For small healthcare organizations, cybersecurity is much more affordable and much cheaper than experiencing a data breach because cyber criminals can demand millions in ransom and HIPAA can implement up to $50,000 per security incident. Additionally, reputational damage will be unavoidable following a security breach—in fact, 54 percent of patients say they would switch providers after a data breach. So, when doctors are concerned about the cost of cybersecurity, they should also ask themselves, “can I afford to lose half of my patients?”
8. Lack of Employee Policies to Safeguard Data
One of the biggest issues that small medical practices face is not having any employee policies regarding security. Simple initiatives such as password protecting every workstation and mobile device that has access to PHI (Protected Health Information) is vital. Even if there are security policies in place, most medical practices do not enforce them, which makes having the policies useful.

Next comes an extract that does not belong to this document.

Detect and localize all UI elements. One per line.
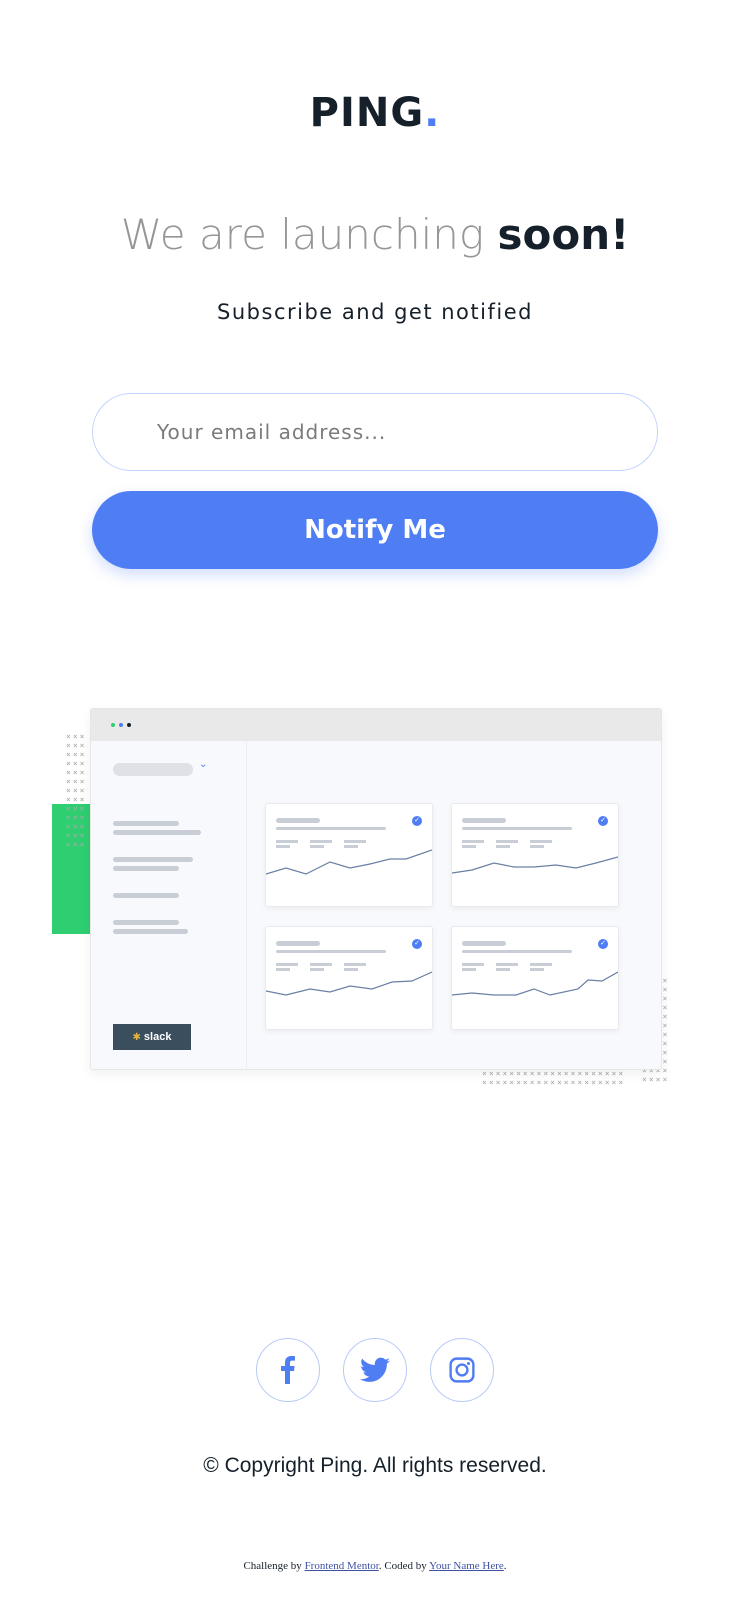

9. Failure to Perform Regular Security Risk Assessments
HIPAA requires medical organizations to undergo periodic (usually annually) security assessments that are meant to analyze the security infrastructure, understand what gaps exist, make suggestions on areas that need to be improved, and prove to HIPAA authorities that the compliance-required tools are in place. HIPAA also requires that medical organizations have a plan detailing how they are improving PHI security over time; therefore, it is very important to document everything.
10. Not Securing Wi-Fi
Medical organizations require Wi-Fi for doctors to use when exchanging PHI electronically and possibly for research purposes. It is very important that they do not disclose this Wi-Fi password to patients or visitors. Instead, hide the networks that employees use and make sure it is password protected. Create a separate network for patients to use and make sure doctors know not to use this one. This also ensures that patient internet usage does not slow down the medical team’s productivity.
Although this information may sound a bit harsh, it’s meant with the best possible intentions. We do not expect doctors to be security experts, because we understand the reality is that they spent half their life studying medicine. Therefore, it is important that doctors also recognize they lack security expertise. The answer to solving this problem may be to engage with an MSP who can educate them on cybersecurity best practices and implement the proper security tools needed to prevent cyber-attacks and enable HIPAA compliance.